Yes i think the approach in boost geometry is to simply ignore this. Going the approach that double float or even int have a limit on precision and near this limit issues might occur. The user can always pre snap the geometry before applying a make valid if he/she needs this precision.
But i guess that is a matter of preference. This can occur clearly, because the intersection detection is needed. So if you need this to work correctly, you can pre-snap the nodes. But once the intersections are detected, you only need to detect if you are returned to the starting point when walking the sub-ring. For this, you can use a threshold as well.
The NZW or odd-even can be configured/adjusted. The inner rings are detected, i just convert the orientation before performing the union.
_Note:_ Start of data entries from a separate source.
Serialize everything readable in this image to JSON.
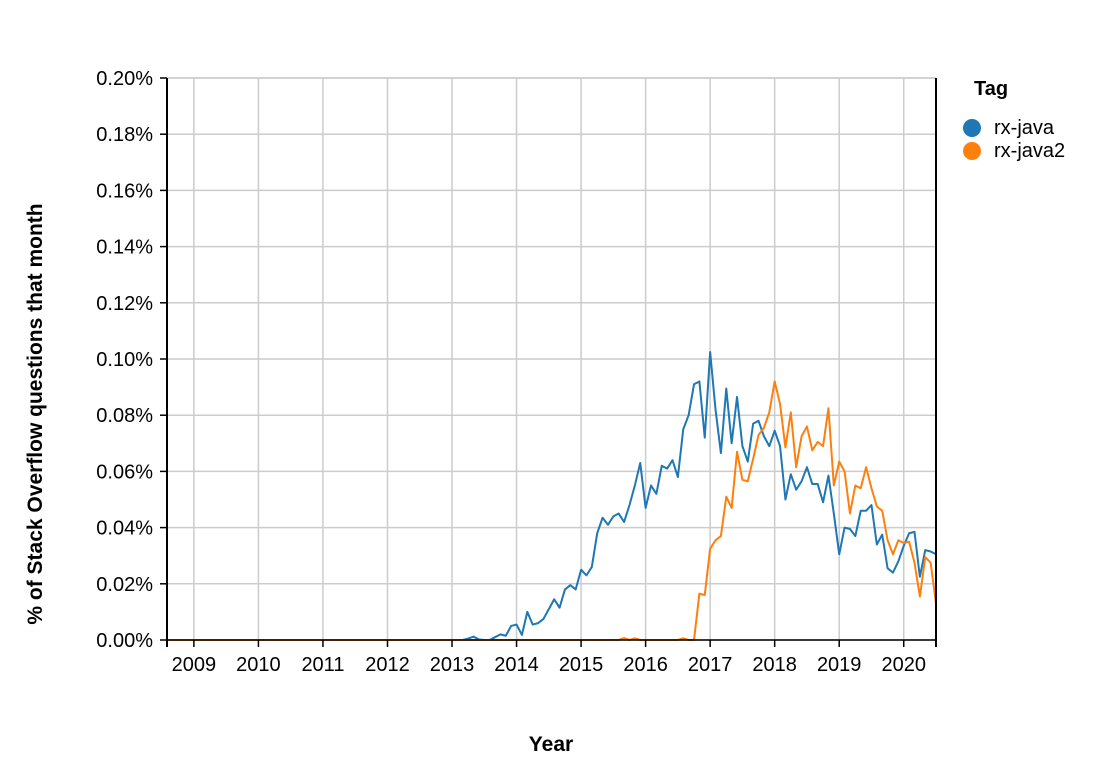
{
  "chart_data": {
    "type": "line",
    "xlabel": "Year",
    "ylabel": "% of Stack Overflow questions that month",
    "x_ticks": [
      "2009",
      "2010",
      "2011",
      "2012",
      "2013",
      "2014",
      "2015",
      "2016",
      "2017",
      "2018",
      "2019",
      "2020"
    ],
    "y_ticks": [
      "0.00%",
      "0.02%",
      "0.04%",
      "0.06%",
      "0.08%",
      "0.10%",
      "0.12%",
      "0.14%",
      "0.16%",
      "0.18%",
      "0.20%"
    ],
    "xlim": [
      "2008-08",
      "2020-07"
    ],
    "ylim": [
      0,
      0.2
    ],
    "y_unit": "%",
    "grid": true,
    "legend": {
      "title": "Tag",
      "placement": "top-right",
      "items": [
        {
          "name": "rx-java",
          "color": "#1f77b4"
        },
        {
          "name": "rx-java2",
          "color": "#ff7f0e"
        }
      ]
    },
    "series": [
      {
        "name": "rx-java",
        "color": "#1f77b4",
        "points": [
          [
            "2008-08",
            0
          ],
          [
            "2009-01",
            0
          ],
          [
            "2010-01",
            0
          ],
          [
            "2011-01",
            0
          ],
          [
            "2012-01",
            0
          ],
          [
            "2013-01",
            0
          ],
          [
            "2013-03",
            0
          ],
          [
            "2013-04",
            0.0005
          ],
          [
            "2013-05",
            0.0012
          ],
          [
            "2013-06",
            0.0002
          ],
          [
            "2013-07",
            0
          ],
          [
            "2013-08",
            0
          ],
          [
            "2013-09",
            0.001
          ],
          [
            "2013-10",
            0.002
          ],
          [
            "2013-11",
            0.0015
          ],
          [
            "2013-12",
            0.005
          ],
          [
            "2014-01",
            0.0055
          ],
          [
            "2014-02",
            0.0018
          ],
          [
            "2014-03",
            0.01
          ],
          [
            "2014-04",
            0.0055
          ],
          [
            "2014-05",
            0.006
          ],
          [
            "2014-06",
            0.0075
          ],
          [
            "2014-07",
            0.011
          ],
          [
            "2014-08",
            0.0145
          ],
          [
            "2014-09",
            0.0115
          ],
          [
            "2014-10",
            0.018
          ],
          [
            "2014-11",
            0.0195
          ],
          [
            "2014-12",
            0.018
          ],
          [
            "2015-01",
            0.025
          ],
          [
            "2015-02",
            0.023
          ],
          [
            "2015-03",
            0.026
          ],
          [
            "2015-04",
            0.038
          ],
          [
            "2015-05",
            0.0435
          ],
          [
            "2015-06",
            0.041
          ],
          [
            "2015-07",
            0.044
          ],
          [
            "2015-08",
            0.045
          ],
          [
            "2015-09",
            0.042
          ],
          [
            "2015-10",
            0.048
          ],
          [
            "2015-11",
            0.055
          ],
          [
            "2015-12",
            0.063
          ],
          [
            "2016-01",
            0.047
          ],
          [
            "2016-02",
            0.055
          ],
          [
            "2016-03",
            0.052
          ],
          [
            "2016-04",
            0.062
          ],
          [
            "2016-05",
            0.061
          ],
          [
            "2016-06",
            0.064
          ],
          [
            "2016-07",
            0.058
          ],
          [
            "2016-08",
            0.075
          ],
          [
            "2016-09",
            0.08
          ],
          [
            "2016-10",
            0.091
          ],
          [
            "2016-11",
            0.092
          ],
          [
            "2016-12",
            0.072
          ],
          [
            "2017-01",
            0.1025
          ],
          [
            "2017-02",
            0.082
          ],
          [
            "2017-03",
            0.0665
          ],
          [
            "2017-04",
            0.0895
          ],
          [
            "2017-05",
            0.07
          ],
          [
            "2017-06",
            0.0865
          ],
          [
            "2017-07",
            0.069
          ],
          [
            "2017-08",
            0.0635
          ],
          [
            "2017-09",
            0.077
          ],
          [
            "2017-10",
            0.078
          ],
          [
            "2017-11",
            0.0725
          ],
          [
            "2017-12",
            0.069
          ],
          [
            "2018-01",
            0.0745
          ],
          [
            "2018-02",
            0.069
          ],
          [
            "2018-03",
            0.05
          ],
          [
            "2018-04",
            0.059
          ],
          [
            "2018-05",
            0.0535
          ],
          [
            "2018-06",
            0.0565
          ],
          [
            "2018-07",
            0.0615
          ],
          [
            "2018-08",
            0.0555
          ],
          [
            "2018-09",
            0.0555
          ],
          [
            "2018-10",
            0.049
          ],
          [
            "2018-11",
            0.0585
          ],
          [
            "2018-12",
            0.045
          ],
          [
            "2019-01",
            0.0305
          ],
          [
            "2019-02",
            0.04
          ],
          [
            "2019-03",
            0.0395
          ],
          [
            "2019-04",
            0.037
          ],
          [
            "2019-05",
            0.046
          ],
          [
            "2019-06",
            0.046
          ],
          [
            "2019-07",
            0.048
          ],
          [
            "2019-08",
            0.034
          ],
          [
            "2019-09",
            0.0375
          ],
          [
            "2019-10",
            0.0255
          ],
          [
            "2019-11",
            0.024
          ],
          [
            "2019-12",
            0.028
          ],
          [
            "2020-01",
            0.0335
          ],
          [
            "2020-02",
            0.038
          ],
          [
            "2020-03",
            0.0385
          ],
          [
            "2020-04",
            0.0225
          ],
          [
            "2020-05",
            0.032
          ],
          [
            "2020-06",
            0.0315
          ],
          [
            "2020-07",
            0.0305
          ]
        ]
      },
      {
        "name": "rx-java2",
        "color": "#ff7f0e",
        "points": [
          [
            "2008-08",
            0
          ],
          [
            "2009-01",
            0
          ],
          [
            "2010-01",
            0
          ],
          [
            "2011-01",
            0
          ],
          [
            "2012-01",
            0
          ],
          [
            "2013-01",
            0
          ],
          [
            "2014-01",
            0
          ],
          [
            "2015-01",
            0
          ],
          [
            "2015-08",
            0
          ],
          [
            "2015-09",
            0.0007
          ],
          [
            "2015-10",
            0
          ],
          [
            "2015-11",
            0.0006
          ],
          [
            "2015-12",
            0
          ],
          [
            "2016-01",
            0
          ],
          [
            "2016-06",
            0
          ],
          [
            "2016-07",
            0
          ],
          [
            "2016-08",
            0.0006
          ],
          [
            "2016-09",
            0
          ],
          [
            "2016-10",
            0
          ],
          [
            "2016-11",
            0.0165
          ],
          [
            "2016-12",
            0.016
          ],
          [
            "2017-01",
            0.0325
          ],
          [
            "2017-02",
            0.0355
          ],
          [
            "2017-03",
            0.037
          ],
          [
            "2017-04",
            0.051
          ],
          [
            "2017-05",
            0.047
          ],
          [
            "2017-06",
            0.067
          ],
          [
            "2017-07",
            0.057
          ],
          [
            "2017-08",
            0.0565
          ],
          [
            "2017-09",
            0.0645
          ],
          [
            "2017-10",
            0.073
          ],
          [
            "2017-11",
            0.0755
          ],
          [
            "2017-12",
            0.081
          ],
          [
            "2018-01",
            0.092
          ],
          [
            "2018-02",
            0.084
          ],
          [
            "2018-03",
            0.0685
          ],
          [
            "2018-04",
            0.081
          ],
          [
            "2018-05",
            0.0615
          ],
          [
            "2018-06",
            0.0725
          ],
          [
            "2018-07",
            0.076
          ],
          [
            "2018-08",
            0.0675
          ],
          [
            "2018-09",
            0.0705
          ],
          [
            "2018-10",
            0.069
          ],
          [
            "2018-11",
            0.0825
          ],
          [
            "2018-12",
            0.055
          ],
          [
            "2019-01",
            0.0635
          ],
          [
            "2019-02",
            0.06
          ],
          [
            "2019-03",
            0.045
          ],
          [
            "2019-04",
            0.055
          ],
          [
            "2019-05",
            0.054
          ],
          [
            "2019-06",
            0.0615
          ],
          [
            "2019-07",
            0.054
          ],
          [
            "2019-08",
            0.0475
          ],
          [
            "2019-09",
            0.046
          ],
          [
            "2019-10",
            0.0355
          ],
          [
            "2019-11",
            0.0305
          ],
          [
            "2019-12",
            0.0355
          ],
          [
            "2020-01",
            0.0345
          ],
          [
            "2020-02",
            0.035
          ],
          [
            "2020-03",
            0.0275
          ],
          [
            "2020-04",
            0.0155
          ],
          [
            "2020-05",
            0.0295
          ],
          [
            "2020-06",
            0.0275
          ],
          [
            "2020-07",
            0.013
          ]
        ]
      }
    ]
  }
}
The ring detection generates three rings, which need to be combined:
1 = CW, 2 = CW, 3 = CCW
I now apply NZW:


i have an multipolygon, wkt like this : MULTIPOLYGON (((104.84831240300008 26.577005471000064, 104.84889922500008 26.57747835400005, 104.84948523000008 26.576550350000048, 104.84877030700005 26.57614817800004, 104.84817763600006 26.577031617000046, 104.84889922500008 26.57747835400005, 104.84831240300008 26.577005471000064, 104.84886598700007 26.57734819600006, 104.84935045000009 26.57658099500003, 104.84880356000008 26.576273349000076, 104.84831240300008 26.577005471000064)))

when i use GeometryFixer, it bacame to this : POLYGON ((104.84889922500008 26.57747835400005, 104.84948523000008 26.576550350000048, 104.84877030700005 26.57614817800004, 104.84817763600006 26.577031617000046, 104.84889922500008 26.57747835400005))

while use postgis, it bacame to this:
GEOMETRYCOLLECTION (POLYGON ((104.84948523000008 26.576550350000048, 104.84877030700005 26.57614817800004, 104.84817763600006 26.577031617000046, 104.84889922500008 26.57747835400005, 104.84948523000008 26.576550350000048), (104.84880356000008 26.576273349000076, 104.84935045000009 26.57658099500003, 104.84886598700007 26.57734819600006, 104.84831240300008 26.577005471000064, 104.84880356000008 26.576273349000076)), LINESTRING (104.84831240300008 26.577005471000064, 104.84889922500008 26.57747835400005))

i saw this issue: In PostGIS the semantic is to preserve all input vertices if possible. To do this, collapsed edges in polygonal inputs may result in output containing LineStrings. Is this desirable? Perhaps should be an alternate mode?
for me , i think the one which postgis maked is correct. and an alternate mode will make it more adaptable in a lot of scenarios.